VETPARTNERS CHARTS $70 MILLION TURNOVER

VETPARTNERS CHARTS $70 MILLION TURNOVER

VETPARTNERS is picking up more vet practices, the company on track for annual turnover above $70 million.

Since acquiring rival AussiePaws in May, Sydney-based VetPartners has grown by three more practices.

One practice in Queensland was completed on May 31, another two in NSW were completed in June, and two more NSW practices are confirmed for settlement in July.

The group currently holds 42 practices, making it the second largest of its kind in Australia behind Greencross (ASX: GXL).

VetPartners acquired more practices between March and July than Greencross acquired in the 2015/16 financial year.
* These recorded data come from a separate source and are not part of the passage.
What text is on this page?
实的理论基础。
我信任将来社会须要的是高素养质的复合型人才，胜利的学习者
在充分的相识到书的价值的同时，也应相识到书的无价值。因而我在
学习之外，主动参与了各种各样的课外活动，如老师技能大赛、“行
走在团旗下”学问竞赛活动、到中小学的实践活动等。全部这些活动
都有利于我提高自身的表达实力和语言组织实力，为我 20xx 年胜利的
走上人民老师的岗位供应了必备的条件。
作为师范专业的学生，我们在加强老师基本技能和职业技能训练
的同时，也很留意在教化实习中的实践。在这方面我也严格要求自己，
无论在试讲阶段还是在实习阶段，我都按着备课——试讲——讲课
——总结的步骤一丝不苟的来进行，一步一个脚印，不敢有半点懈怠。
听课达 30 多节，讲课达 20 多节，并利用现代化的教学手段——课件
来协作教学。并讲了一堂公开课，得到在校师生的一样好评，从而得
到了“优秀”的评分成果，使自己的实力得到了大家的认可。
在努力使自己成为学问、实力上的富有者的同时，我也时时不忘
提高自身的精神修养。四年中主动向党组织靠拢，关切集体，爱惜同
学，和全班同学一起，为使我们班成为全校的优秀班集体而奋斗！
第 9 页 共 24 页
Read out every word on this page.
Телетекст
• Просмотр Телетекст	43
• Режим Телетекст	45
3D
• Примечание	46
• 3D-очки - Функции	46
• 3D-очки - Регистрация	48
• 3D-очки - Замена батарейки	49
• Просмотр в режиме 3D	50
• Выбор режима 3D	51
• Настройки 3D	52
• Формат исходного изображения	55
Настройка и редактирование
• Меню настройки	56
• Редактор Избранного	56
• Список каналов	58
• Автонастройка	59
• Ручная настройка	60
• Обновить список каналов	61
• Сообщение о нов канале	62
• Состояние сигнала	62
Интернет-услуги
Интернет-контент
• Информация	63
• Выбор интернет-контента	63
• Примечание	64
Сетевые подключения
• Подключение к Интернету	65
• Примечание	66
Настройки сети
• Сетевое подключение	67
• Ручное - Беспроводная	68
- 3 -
The company is in partnership with National Veterinary Associates (NVA), a 300-plus practice group in North America, which VetPartners CEO Michael Quirk says has an 'unnervingly similar philosophy' to his own about how veterinary services should operate.

Quirk says a big point of difference is the succession plan that VetPartners offers its vets.

"The multiples we're offering are much higher," he told Business News Australia in May.

"We provide a planned retirement with a degree of certainty and often at a price higher than that offered by our competition.

"[Our multiples] encourage vets to look more closely and think - well, I wasn't planning to retire, but that's good money and I can exit some of my business now and plan retirement over the next 10 years. They can drop their work hours and not worry as much.


"Most of these vendors have a two-year earn-out period where they get the last 20 per cent of their value over this period. We think it's a fairly easy target."

"Our target is that at the end of those two years, when the vets have the option to leave, they don't want to because it's just too good. For NVA in the US, 85 per cent of their vets are still working after 12 years. That outcome is the difference between what we're striving for and what the others are.

VetPartners was established in January and incorporated Sydney's VetFriends and North Shore groups, Adelaide's Vets4Pets and other practices that joined the Australian Veterinary Owners League.

Quirk told Business News Australia earlier this year that the 'intensity of consolidation is right now' in veterinary services.

"It's important for us who are consolidating to win the acquisition battle," he says.

"By Christmas I imagine the main groups will be a little more obvious and the acquisition activity will slow down."